In jedem Leben gibt es „Martinsmomente"

Mit Blick auf die österliche Botschaft sagte Schneider: „Wer verstanden hat, was die Auferstehung Jesu auch für uns bedeutet, der kann gar nicht anders, als nach Frieden und Versöhnung zu streben.“ Mit Ostern beginne für Christen eine neue Wirklichkeit, „die uns aufzeigt, was alles möglich ist, was Gott in dieser Welt möglich gemacht hat“. Die dem heiligen Martin geweihte neue Glocke – Martinus ist auch Patron der katholischen Kirche von Beimerstetten und der Diözese Rottenburg-Stuttgart – rufe dazu auf, Frieden zu teilen.

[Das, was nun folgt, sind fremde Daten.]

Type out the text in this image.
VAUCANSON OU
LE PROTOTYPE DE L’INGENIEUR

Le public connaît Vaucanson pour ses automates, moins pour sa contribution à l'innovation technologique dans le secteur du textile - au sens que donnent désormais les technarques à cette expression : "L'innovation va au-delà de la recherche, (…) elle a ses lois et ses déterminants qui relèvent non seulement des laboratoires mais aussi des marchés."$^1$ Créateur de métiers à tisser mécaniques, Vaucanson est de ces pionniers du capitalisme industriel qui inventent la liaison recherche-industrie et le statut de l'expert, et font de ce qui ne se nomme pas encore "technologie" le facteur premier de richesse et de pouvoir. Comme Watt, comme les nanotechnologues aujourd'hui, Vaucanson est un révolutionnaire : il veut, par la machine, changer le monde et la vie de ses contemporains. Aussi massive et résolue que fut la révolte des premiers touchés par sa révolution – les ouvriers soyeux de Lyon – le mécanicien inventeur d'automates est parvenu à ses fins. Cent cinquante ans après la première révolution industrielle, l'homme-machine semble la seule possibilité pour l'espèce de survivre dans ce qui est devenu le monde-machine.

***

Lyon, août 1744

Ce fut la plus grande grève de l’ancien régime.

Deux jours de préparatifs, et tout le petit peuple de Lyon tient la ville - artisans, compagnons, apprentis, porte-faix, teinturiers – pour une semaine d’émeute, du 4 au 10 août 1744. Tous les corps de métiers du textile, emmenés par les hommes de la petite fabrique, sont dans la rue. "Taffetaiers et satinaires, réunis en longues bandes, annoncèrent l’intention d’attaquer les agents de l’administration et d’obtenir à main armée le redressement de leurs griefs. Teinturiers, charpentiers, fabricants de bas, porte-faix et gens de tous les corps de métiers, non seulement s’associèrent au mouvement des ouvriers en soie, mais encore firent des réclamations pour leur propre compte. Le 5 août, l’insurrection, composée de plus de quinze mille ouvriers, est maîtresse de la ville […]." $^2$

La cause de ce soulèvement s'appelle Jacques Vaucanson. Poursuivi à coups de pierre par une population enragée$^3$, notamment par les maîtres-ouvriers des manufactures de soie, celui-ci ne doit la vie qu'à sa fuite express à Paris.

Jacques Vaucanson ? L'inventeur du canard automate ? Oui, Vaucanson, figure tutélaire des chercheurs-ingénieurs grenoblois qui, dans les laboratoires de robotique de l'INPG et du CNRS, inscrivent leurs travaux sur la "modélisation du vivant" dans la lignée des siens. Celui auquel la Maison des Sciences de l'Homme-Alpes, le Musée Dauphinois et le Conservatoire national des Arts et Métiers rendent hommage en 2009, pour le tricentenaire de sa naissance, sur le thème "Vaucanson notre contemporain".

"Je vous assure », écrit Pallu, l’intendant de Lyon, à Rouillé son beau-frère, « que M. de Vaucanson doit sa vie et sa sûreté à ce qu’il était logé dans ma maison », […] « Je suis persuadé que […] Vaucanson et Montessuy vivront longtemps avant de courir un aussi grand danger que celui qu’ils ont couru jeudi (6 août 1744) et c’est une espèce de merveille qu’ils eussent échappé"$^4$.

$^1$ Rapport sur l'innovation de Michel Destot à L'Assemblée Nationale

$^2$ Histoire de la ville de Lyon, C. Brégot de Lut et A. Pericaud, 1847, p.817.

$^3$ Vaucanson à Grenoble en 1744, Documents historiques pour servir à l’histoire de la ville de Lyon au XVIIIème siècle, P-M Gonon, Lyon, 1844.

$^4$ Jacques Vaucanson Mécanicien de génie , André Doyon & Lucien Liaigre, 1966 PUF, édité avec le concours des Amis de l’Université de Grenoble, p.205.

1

Der Heilige, dessen berühmte Mantelteilung zum Inbegriff der Solidarität und Nächstenliebe geworden ist, habe gewusst: wenn ich jetzt nicht helfe, dann macht es niemand. „Solche Martinsmomente gibt es auch in unserem Leben“, betonte der Weihbischof. Es gelte, sich immer wieder bewusst zu machen, „was uns Christen möglich ist, wenn es darum geht, Frieden zu schaffen – im Großen, aber vor allem auch im Kleinen“.

„Der Guss einer Kirchenglocke ist wie die Geburt eines Kindes. Die Weihe der Glocke ist wie die Taufe. Der Glockenname ist wie ein Programm für die Menschen einer Gemeinde und Seelsorgeeinheit“, schrieb Andreas Ziesel im Gemeindebrief „ConveniMUS“ der Seelsorgeeinheit Bollingen, Dornstadt, Tomerdingen und Filialen. Besonders mit Blick auf die Vertriebenen, die die Gemeinde mit aufgebaut haben und das Leid der Vertreibung noch in ihren Herzen tragen, sei das Friedensglocken-Projekt ein wichtiges Zeichen der Versöhnung, so der Pastoralreferent.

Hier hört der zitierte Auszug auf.